Ad esempio, in Afghanistan per cercare personale abbiamo fatto circolare nei villaggi dei volantini ma le donne non si proponevano. Poi, quando è cresciuta la fiducia nei nostri confronti, a poco a poco si sono avvicinate e noi abbiamo fatto il possibile per assumerle. Il che ci ha creato molti
problemi con i talebani. A Kabul, i talebani avevano firmato con noi un protocollo di intesa in cui, al quinto punto, accettavano che nell'ospedale di Emergency le donne potessero lavorare ed essere curate. Nonostante l'accordo, il 17 di maggio del 2001 gli uomini del mullah Omar sono entrati
nel nostro ospedale, hanno picchiato il personale, col pretesto che le donne mangiavano nello stesso luogo dei maschi, pur separati da una tenda, e prendevano il cibo dai cuochi, anche loro maschi. Allora abbiamo chiuso il nostro ospedale perché non potevamo accettare questa discriminazione
rispetto alle donne. Poi con le vicende della guerra abbiamo riaperto. Questa è la nostra pratica, in tutti gli ospedali. Non solo, cerchiamo di affidare alle donne funzioni direttive, laddove è possibile, e questo ha conseguenze positive in paesi prevalentemente islamici, dove la donna ha un
ruolo forte nella famiglia ma nullo fuori, lo riteniamo un messaggio culturale importante.

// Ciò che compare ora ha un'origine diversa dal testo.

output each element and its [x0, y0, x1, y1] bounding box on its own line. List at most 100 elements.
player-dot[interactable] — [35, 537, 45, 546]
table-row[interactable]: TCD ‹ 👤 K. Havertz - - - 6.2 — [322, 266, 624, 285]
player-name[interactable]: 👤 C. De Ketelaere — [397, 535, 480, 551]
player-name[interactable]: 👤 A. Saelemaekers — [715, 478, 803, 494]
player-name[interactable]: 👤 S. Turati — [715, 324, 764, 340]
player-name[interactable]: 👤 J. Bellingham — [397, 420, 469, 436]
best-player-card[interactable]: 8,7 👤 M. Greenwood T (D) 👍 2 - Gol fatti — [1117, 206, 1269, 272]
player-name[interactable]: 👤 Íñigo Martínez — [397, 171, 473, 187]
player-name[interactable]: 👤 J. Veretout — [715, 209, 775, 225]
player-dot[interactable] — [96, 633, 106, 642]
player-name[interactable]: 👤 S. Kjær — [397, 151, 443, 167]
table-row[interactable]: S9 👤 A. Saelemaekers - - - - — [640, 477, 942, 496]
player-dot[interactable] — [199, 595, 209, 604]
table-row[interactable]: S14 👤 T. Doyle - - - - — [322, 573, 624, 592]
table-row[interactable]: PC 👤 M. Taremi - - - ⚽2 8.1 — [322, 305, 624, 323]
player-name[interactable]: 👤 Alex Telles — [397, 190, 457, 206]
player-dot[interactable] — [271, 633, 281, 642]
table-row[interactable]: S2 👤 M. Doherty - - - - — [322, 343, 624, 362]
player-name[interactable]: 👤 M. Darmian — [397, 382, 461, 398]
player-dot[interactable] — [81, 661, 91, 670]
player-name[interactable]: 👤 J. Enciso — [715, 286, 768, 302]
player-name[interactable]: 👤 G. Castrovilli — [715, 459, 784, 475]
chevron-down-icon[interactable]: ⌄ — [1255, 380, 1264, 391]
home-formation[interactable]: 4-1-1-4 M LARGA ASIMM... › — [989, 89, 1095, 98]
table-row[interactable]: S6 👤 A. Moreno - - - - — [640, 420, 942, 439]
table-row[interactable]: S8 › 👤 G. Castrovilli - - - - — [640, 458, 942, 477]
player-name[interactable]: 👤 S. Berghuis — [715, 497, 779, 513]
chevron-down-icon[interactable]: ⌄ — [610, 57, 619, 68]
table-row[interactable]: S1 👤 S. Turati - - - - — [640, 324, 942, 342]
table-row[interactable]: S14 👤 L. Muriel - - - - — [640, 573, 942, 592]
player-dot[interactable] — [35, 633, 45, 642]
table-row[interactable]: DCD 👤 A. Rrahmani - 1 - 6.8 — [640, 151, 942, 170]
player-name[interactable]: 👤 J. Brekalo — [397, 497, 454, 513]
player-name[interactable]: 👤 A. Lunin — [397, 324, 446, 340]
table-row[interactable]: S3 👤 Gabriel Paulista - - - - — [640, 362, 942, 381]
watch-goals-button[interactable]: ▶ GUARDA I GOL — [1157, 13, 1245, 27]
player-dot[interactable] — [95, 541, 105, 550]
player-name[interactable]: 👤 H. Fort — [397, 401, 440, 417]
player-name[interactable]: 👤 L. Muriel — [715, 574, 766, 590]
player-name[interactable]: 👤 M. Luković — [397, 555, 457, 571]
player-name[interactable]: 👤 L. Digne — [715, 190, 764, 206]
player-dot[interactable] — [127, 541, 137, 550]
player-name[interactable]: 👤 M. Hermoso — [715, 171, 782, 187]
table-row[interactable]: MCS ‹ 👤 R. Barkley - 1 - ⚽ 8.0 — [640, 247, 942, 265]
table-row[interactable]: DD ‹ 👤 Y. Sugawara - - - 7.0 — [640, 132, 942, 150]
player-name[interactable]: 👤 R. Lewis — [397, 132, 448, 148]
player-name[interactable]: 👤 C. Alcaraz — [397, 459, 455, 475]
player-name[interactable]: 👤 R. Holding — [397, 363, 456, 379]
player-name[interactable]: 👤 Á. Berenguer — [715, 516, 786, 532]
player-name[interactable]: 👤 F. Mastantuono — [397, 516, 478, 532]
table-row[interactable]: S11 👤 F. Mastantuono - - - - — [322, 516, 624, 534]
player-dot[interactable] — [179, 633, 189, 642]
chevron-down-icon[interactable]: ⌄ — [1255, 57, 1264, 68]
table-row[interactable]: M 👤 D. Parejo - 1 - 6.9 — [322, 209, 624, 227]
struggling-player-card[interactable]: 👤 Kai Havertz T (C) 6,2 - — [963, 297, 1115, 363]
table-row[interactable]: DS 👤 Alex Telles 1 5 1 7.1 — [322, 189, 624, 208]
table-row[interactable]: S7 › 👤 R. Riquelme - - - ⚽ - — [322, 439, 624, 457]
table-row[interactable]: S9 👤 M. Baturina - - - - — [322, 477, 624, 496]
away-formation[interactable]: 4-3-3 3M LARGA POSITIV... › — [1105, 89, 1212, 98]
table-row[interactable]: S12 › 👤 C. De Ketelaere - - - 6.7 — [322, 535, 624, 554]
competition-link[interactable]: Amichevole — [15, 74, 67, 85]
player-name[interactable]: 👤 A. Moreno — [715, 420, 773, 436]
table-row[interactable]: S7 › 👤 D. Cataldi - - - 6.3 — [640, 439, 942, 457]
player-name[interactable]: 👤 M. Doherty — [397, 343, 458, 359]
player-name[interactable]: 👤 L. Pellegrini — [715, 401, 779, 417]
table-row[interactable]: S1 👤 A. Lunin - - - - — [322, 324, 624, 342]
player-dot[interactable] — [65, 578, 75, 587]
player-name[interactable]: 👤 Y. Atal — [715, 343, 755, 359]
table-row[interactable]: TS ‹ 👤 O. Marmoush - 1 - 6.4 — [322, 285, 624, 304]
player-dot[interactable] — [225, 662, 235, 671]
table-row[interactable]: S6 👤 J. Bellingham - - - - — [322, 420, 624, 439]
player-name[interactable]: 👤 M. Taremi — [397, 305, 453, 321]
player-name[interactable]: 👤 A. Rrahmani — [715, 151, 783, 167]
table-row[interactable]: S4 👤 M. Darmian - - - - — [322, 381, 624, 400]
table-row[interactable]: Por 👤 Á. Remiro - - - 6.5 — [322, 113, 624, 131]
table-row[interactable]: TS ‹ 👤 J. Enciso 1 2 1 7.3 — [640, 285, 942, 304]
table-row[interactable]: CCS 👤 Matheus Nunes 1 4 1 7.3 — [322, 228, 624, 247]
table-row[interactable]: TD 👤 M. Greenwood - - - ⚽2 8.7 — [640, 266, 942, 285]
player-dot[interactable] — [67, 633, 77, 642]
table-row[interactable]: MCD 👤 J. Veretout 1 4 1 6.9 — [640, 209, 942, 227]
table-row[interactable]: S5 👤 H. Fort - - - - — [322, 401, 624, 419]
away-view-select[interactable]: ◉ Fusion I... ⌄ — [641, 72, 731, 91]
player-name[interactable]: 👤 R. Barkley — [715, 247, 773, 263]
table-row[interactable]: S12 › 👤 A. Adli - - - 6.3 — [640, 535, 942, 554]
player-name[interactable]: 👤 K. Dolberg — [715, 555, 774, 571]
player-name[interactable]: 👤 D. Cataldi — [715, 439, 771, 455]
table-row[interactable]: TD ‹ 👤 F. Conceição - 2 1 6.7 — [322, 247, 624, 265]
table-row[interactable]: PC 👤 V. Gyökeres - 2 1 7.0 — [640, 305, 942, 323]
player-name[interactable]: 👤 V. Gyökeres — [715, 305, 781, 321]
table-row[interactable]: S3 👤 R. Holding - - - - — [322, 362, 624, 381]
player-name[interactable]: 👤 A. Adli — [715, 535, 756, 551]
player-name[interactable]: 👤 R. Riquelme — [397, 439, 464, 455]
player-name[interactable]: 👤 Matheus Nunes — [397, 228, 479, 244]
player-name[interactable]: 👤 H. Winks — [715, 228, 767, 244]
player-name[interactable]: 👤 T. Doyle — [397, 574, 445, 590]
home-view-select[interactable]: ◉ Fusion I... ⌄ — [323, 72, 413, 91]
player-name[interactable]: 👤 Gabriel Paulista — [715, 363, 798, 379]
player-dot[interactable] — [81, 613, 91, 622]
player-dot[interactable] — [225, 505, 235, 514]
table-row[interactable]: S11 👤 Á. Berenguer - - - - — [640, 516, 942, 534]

- Cati Schintu: Uno dei progetti di Emergency per le donne è la mostra "Prima le donne e i bambini" in cui molte bellissime fotografie raccontano di come la guerra, ogni guerra, colpisca soprattutto loro. Il ricorso massiccio allo stupro o l'uso di bambini soldato ci dice di una differenza
di genere fra le vittime civili delle guerre. La mostra nasce da questa riflessione?
- Teresa Sarti: Le donne non prendono parte alle guerre ma sono quelle che ne patiscono particolarmente le conseguenze. La donna, nei paesi in guerra, è quella che mette al mondo dei figli sapendo che in qualsiasi momento possono saltare su una mina, che possono diventare loro stessi portatori di morte. E' su di lei che ricade maggiormente il peso dei conflitti, sostiene
economicamente la famiglia perché gli uomini sono in guerra o perché l'uomo è stato ucciso, lo stesso le accade con i figli. La guerra toglie di mezzo le strutture sanitarie, e una conseguenza diretta è l'aumento della mortalità prenatale. Queste donne non hanno mai visto un medico, hanno
gravidanze numerosissime, a rischio, ma non hanno strutture sanitarie che le possano accudire.
E' anche per questo motivo che Emergency ha deciso di aprire un centro per la maternità, ad Anabah, in Afghanistan, proprio sulla base del bisogno: questo paese ha uno dei tassi di mortalità materno-infantile più alti al mondo. All'inizio mi chiedevo se le donne sarebbero venute all'ospedale, l'ospedale di un'organizzazione straniera, per quanto molto nota e stimata; mi chiedevo se i loro uomini avrebbero accettato che venissero curate. Poi a poco a poco il centro ha ospitato un numero sempre maggiore di donne, di recente sono nati diversi bambini. Lo considero una sorta di risarcimento nei confronti delle donne afgane. Per raggiungere le donne che vivono nei villaggi più lontani abbiamo poi creato una rete di centri sanitari di assistenza di base. Inoltre, per offrire assistenza anche alle numerose donne che partoriscono in casa, negli ultimi mesi del 2005 è stato avviato un programma di educazione al parto e sono stati distribuiti kit sanitari di base per migliorare le condizioni igieniche e prevenire le infezioni Un aspetto positivo è che adesso le donne afgane vengono da noi anche a chiedere il contraccettivo e vengono accompagnate dai loro uomini.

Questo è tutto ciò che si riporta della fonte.